À l’extrémité nord de la Quebrada, Humahuaca s’élève comme un vestige vivant du passé. Ce petit village traversé par la rivière du même nom a immortalisé l’art de vivre ancestral et les scènes héroïques du passé, et on s’émerveille du Monumento à la Independencia, sculpté à même la roche sur les hauteurs du village, qui rend un hommage saisissant aux luttes acharnées des peuples du nord. Le marché regorge de produits artisanaux, de lamas tissés main, de poteries décorées et de saveurs de la sierra, et au-dessus des toits, se dressent des montagnes qui s’étendent à perte de vue, alternant entre nuance rouge et ocre.

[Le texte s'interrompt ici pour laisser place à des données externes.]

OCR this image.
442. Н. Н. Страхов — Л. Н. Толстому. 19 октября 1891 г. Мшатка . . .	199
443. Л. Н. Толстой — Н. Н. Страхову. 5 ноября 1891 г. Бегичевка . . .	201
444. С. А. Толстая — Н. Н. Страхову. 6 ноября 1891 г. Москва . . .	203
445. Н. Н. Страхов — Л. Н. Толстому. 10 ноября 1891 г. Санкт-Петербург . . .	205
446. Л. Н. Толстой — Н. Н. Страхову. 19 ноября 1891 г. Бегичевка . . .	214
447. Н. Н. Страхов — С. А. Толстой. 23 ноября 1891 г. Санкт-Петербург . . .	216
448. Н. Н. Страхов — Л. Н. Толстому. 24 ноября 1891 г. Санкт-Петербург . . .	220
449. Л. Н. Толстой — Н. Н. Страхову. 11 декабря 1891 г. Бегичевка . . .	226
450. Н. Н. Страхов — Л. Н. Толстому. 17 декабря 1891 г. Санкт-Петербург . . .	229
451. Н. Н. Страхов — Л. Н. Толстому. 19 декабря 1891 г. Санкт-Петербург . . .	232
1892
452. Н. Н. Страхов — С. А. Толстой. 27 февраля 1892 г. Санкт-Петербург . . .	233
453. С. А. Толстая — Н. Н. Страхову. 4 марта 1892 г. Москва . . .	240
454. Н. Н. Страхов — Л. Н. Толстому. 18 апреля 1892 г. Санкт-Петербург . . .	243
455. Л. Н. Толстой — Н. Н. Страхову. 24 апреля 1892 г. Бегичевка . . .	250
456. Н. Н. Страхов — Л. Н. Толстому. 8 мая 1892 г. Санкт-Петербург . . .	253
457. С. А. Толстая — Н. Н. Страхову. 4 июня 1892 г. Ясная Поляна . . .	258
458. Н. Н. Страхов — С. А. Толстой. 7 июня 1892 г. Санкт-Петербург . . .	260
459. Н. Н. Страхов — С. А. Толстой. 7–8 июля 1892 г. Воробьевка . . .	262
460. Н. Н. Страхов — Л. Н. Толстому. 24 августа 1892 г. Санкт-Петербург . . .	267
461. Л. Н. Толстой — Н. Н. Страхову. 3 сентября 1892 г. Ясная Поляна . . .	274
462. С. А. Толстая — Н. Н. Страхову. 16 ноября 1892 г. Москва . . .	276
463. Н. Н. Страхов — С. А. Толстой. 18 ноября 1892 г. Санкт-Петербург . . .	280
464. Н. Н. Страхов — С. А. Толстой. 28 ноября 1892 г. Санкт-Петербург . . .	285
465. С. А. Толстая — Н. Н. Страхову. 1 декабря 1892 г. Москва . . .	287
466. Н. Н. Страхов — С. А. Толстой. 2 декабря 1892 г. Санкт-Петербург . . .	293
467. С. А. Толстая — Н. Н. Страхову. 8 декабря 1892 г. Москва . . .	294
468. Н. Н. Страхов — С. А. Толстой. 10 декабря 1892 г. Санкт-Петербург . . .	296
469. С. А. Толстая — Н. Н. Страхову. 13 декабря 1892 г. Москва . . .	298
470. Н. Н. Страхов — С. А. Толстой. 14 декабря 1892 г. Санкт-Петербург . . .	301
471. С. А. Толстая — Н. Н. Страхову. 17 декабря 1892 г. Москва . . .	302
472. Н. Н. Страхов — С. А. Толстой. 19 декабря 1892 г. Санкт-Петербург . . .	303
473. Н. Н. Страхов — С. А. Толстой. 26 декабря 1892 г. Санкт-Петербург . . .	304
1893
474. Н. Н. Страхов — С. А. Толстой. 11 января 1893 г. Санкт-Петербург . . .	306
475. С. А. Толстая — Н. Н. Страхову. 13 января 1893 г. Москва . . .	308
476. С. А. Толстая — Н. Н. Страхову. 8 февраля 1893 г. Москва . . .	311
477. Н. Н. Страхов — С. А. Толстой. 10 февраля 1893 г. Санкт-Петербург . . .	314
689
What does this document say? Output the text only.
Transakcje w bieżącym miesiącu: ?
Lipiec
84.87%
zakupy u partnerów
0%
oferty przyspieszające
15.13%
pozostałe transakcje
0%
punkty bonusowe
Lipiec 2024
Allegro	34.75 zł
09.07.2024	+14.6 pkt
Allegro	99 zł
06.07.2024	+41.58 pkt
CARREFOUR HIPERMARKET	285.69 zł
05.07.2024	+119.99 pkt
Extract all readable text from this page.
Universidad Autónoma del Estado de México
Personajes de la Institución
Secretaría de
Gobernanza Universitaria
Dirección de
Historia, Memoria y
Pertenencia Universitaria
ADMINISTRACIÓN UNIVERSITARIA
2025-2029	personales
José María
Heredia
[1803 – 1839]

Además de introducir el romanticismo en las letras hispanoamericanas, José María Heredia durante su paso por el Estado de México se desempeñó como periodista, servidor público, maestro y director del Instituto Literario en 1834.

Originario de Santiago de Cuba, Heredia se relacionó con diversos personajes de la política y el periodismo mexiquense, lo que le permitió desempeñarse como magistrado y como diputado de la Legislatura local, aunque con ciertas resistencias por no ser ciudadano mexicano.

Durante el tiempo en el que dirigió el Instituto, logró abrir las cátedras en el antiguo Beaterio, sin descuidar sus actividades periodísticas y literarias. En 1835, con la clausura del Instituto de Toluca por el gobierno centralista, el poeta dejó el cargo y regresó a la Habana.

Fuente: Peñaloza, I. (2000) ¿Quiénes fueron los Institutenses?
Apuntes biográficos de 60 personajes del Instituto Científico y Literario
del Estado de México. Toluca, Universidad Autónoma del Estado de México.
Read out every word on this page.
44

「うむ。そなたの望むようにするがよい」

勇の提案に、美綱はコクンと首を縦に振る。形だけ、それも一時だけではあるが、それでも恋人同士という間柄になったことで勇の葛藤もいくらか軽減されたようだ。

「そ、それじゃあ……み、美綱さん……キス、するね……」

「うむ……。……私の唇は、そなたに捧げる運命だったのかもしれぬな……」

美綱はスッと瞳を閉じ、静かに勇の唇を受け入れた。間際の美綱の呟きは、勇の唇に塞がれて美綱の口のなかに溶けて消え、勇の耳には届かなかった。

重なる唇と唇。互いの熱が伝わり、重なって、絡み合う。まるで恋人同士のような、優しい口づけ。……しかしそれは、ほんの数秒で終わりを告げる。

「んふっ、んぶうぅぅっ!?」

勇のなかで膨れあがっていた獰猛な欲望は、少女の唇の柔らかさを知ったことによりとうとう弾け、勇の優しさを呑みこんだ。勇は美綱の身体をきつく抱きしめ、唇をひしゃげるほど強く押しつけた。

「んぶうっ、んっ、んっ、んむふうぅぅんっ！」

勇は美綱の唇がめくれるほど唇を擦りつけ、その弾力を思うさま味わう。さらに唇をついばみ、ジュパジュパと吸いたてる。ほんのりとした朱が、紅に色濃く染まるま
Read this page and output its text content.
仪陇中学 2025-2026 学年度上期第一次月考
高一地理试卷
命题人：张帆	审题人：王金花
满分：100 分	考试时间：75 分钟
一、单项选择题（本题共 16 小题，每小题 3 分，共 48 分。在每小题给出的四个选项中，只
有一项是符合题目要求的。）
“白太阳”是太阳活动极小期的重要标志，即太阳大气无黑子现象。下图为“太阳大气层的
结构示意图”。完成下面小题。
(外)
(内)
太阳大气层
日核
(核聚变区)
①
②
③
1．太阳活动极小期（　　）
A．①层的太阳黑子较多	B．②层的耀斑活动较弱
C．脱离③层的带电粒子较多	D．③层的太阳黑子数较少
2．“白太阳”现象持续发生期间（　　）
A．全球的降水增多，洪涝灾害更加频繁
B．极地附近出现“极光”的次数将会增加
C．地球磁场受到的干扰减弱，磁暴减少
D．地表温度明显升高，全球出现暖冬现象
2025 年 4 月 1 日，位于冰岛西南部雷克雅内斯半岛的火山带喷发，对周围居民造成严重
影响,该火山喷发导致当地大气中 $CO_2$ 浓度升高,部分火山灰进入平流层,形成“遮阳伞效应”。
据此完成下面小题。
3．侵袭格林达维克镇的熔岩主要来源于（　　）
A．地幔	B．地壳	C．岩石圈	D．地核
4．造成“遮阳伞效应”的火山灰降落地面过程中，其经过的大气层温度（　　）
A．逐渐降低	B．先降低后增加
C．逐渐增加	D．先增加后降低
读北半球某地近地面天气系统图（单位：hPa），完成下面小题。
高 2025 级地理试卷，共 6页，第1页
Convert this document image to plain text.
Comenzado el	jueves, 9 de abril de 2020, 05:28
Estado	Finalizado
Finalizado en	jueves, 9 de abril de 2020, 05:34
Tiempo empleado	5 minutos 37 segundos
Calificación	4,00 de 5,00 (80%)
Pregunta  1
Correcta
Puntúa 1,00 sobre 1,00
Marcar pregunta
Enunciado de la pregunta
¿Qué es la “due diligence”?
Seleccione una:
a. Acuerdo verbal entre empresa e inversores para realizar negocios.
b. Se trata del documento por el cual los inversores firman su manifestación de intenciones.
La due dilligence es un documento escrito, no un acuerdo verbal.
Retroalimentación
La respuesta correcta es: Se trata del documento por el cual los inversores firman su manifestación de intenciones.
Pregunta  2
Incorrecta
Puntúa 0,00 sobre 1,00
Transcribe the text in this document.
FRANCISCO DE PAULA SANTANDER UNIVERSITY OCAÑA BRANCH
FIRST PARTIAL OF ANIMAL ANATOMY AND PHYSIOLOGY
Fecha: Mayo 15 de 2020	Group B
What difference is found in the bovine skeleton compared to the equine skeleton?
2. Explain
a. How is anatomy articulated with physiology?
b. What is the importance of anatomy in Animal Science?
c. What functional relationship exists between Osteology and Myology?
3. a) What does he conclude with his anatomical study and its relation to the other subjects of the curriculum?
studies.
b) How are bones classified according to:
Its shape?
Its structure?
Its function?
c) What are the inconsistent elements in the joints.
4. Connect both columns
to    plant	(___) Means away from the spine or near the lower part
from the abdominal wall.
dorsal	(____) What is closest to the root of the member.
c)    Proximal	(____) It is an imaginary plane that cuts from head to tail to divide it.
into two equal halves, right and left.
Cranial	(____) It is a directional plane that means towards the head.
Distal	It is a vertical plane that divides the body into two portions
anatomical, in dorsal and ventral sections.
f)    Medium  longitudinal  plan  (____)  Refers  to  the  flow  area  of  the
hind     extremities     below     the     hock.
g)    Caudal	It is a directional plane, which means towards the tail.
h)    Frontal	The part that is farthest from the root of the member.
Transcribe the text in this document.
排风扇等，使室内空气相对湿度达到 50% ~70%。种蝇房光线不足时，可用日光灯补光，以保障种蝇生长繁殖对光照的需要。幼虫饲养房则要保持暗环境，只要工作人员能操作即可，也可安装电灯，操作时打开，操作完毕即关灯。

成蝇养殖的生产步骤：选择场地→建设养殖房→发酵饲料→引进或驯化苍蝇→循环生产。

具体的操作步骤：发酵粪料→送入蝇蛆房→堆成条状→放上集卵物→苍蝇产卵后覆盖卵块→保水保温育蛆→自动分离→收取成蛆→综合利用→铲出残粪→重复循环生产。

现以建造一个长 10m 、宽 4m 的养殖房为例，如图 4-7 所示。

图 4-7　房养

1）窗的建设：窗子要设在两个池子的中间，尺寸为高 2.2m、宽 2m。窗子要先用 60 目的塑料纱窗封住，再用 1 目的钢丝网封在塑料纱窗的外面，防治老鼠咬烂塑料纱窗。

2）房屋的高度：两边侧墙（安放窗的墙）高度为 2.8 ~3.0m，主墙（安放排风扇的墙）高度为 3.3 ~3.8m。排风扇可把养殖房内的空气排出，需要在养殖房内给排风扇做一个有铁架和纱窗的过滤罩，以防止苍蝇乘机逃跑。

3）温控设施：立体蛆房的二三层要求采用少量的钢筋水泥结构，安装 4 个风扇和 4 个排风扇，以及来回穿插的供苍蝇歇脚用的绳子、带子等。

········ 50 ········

À la sortie d’Humahuaca, on bifurque hors de l’axe principal, et on se laisse aller à une aventure hors du commun, un périple de chemins de pierres dont l’arrivée se mérite. Le col du Condor séduit par ses allures bucoliques à 4000 mètres d’altitude, jalonné de troupeaux de moutons ou de de lamas qui se délectent tout autant que vous des paysages qui les entourent. Et 75 kilomètres plus loin, le village d’Iruya apparaît, suspendu à une solide et vertigineuse paroie rocheuse. Ici, tout y est vertical, les ruelles grimpent à pic, les maisons se blottissent les unes contre les autres, et le village semble flotter parmi les montagnes. À Iruya, les traditions n’ont jamais cessé de rythmer le quotidien. On y cultive en terrasse, on se réunit pour chanter des coplas (poésie), on cueille, on marche longtemps, on vit en lien direct avec les cycles de la nature. Et quand la nuit tombe, les lumières sont rares, le silence est maître, et les étoiles slaloment de crête en crête au-dessus des toits recouverts de chaume. Les plus curieux enfileront leurs chaussures de randonnée au petit matin pour une promenade suspendue dans l’immensité, l'œil à l'affût des condors qui survolent la région, jusqu’à atteindre le hameau isolé de San Isidro. Le charmant village s’accroche dur comme fer à la montagne, perdu dans la Puna argentine. Et le plus beau dans cette boucle Nord, c’est que lorsque l’on pense avoir tout vu, les terres du Nord-Ouest nous réservent encore quelques frissons. La Serranía del Hornocal est l’un des paysages les plus fascinants d’Argentine. Le souffle se fait court à mesure qu’on atteint les 4 300 mètres de haut, pour finir par se sentir ridiculement petit face à un spectacle grandiose, culminant à plus de 4 700 mètres. Les collines striées non pas de 7 mais de 14 couleurs se déploient en éventail, chaque couche géologique racontant une époque, chaque dune minérale éveillant une furieuse envie de fouler ces flancs irréels.
Parcourir l’extrême nord du pays, c’est plonger dans une Argentine méconnue, farouche et généreuse, qui révèle ses merveilles à ceux qui prennent le temps de la traverser.